Faut pas qu’on s’entraîne
Benjamin Biolay
À toucher le bas
Il faudrait qu’on apprenne
À vivre avec ça
Puis la suite. La peine est un combat permanent dans lequel vous devez ruser pour vaincre mais momentanément. Car quand vous la croyez groggy elle revient vous attaquer, traîtreusement, on ne sait jamais d’où le coup va venir. Et ça fatigue, ça vous épuise et vous êtes à deux doigts chaque fois de rendre les armes et de vous laisser couler. Plus envie de se battre, plus la force d’avancer contre le vent, plus le courage de prendre des coups. Juste se laisser glisser et toucher le bas, se laisser entraîner au fond et se baigner dans une torpeur j’m’en foutiste teintée d’angoisse et de colère. Vaincre cette étape pour apprendre à vivre avec ça. La peine.

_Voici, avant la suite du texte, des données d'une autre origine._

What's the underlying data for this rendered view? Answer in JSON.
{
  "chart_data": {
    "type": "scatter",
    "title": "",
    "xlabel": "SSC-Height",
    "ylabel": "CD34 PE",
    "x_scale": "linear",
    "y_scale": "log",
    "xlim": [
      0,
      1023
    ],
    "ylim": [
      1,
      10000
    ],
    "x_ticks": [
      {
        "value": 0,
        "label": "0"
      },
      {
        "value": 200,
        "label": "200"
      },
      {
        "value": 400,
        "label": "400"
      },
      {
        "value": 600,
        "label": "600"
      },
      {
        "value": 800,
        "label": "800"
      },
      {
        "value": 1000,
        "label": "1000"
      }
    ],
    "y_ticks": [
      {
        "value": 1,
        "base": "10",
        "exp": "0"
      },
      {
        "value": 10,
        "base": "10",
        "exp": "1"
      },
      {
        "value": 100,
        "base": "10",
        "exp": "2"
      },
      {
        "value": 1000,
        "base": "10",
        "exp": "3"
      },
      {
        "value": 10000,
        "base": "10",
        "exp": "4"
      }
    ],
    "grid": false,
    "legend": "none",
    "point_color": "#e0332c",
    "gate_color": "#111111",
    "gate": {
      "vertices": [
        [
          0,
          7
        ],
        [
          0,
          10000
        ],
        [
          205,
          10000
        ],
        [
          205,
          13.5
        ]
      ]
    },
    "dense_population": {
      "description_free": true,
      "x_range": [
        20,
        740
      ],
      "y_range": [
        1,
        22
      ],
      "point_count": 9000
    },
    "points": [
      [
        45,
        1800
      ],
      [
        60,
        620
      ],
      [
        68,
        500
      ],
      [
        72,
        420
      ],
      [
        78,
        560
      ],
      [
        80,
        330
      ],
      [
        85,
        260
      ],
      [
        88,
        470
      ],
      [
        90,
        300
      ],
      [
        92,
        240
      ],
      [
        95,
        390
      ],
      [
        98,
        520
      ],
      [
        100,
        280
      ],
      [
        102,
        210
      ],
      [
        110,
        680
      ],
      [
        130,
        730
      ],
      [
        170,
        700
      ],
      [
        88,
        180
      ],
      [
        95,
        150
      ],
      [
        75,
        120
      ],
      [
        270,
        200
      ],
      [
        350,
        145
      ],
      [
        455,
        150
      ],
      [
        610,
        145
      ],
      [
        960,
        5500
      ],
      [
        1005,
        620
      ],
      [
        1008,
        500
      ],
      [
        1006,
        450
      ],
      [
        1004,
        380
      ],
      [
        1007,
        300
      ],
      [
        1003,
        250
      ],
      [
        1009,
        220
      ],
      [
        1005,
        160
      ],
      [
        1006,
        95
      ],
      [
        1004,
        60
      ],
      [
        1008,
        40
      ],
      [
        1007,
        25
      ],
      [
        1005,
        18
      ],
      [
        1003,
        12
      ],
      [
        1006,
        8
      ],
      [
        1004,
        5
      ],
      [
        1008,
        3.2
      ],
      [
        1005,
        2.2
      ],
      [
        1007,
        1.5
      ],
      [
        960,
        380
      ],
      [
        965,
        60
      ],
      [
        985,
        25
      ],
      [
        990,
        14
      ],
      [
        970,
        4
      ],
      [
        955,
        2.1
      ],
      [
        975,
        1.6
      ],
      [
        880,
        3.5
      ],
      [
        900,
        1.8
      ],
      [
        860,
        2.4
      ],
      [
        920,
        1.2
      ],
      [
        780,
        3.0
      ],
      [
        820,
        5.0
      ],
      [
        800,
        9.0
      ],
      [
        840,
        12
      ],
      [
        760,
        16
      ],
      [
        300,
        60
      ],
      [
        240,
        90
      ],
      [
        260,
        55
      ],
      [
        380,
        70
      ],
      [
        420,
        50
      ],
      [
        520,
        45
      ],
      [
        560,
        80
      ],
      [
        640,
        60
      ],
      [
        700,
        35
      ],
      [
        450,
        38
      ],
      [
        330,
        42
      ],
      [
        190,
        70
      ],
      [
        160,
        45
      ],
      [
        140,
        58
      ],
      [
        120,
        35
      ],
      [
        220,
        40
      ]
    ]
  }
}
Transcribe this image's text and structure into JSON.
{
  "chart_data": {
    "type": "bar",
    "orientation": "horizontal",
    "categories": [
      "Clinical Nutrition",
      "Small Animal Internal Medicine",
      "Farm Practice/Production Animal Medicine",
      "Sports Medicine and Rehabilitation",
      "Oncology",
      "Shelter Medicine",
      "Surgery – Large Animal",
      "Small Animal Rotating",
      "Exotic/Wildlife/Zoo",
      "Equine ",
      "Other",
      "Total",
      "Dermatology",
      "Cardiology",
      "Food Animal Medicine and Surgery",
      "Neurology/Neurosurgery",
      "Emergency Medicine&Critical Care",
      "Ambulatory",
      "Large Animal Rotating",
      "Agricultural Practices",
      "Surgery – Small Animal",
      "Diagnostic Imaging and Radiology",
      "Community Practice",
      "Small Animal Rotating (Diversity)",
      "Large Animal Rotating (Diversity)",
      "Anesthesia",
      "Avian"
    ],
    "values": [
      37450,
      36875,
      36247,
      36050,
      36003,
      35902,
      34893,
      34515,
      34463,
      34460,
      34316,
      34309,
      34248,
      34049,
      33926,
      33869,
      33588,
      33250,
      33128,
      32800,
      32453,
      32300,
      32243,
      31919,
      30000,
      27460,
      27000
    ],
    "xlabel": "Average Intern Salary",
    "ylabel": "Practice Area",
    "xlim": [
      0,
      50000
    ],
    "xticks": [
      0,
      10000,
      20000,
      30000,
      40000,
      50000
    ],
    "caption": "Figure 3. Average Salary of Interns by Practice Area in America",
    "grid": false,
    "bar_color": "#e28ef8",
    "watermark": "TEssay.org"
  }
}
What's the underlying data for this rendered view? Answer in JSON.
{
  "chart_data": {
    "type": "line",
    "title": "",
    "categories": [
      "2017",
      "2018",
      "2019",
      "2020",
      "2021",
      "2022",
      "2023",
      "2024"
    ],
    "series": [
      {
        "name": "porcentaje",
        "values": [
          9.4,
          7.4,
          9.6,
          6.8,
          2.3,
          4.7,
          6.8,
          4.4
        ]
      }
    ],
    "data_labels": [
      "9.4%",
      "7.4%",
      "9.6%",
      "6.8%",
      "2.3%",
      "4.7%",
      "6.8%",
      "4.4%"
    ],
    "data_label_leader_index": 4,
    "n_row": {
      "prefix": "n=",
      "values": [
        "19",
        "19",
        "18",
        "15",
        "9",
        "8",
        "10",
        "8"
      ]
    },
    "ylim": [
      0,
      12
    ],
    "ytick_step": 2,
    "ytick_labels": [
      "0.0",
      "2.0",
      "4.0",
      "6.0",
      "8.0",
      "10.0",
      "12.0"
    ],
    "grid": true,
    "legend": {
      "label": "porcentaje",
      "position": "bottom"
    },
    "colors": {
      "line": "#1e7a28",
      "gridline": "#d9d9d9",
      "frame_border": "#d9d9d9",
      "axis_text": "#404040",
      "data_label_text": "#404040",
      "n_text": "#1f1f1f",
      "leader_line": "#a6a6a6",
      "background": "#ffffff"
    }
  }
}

Rien que pour ces quelques phrases, ces quelques vers, cette chanson mérite de figurer dans la playlist du vendredi du Blog de Glob. Je vais continuer à la fredonner toute la journée, voire toute la nuit. Ce n’est donc plus avec la peine que je vais lutter mais avec cette putain de chanson. Ça changera.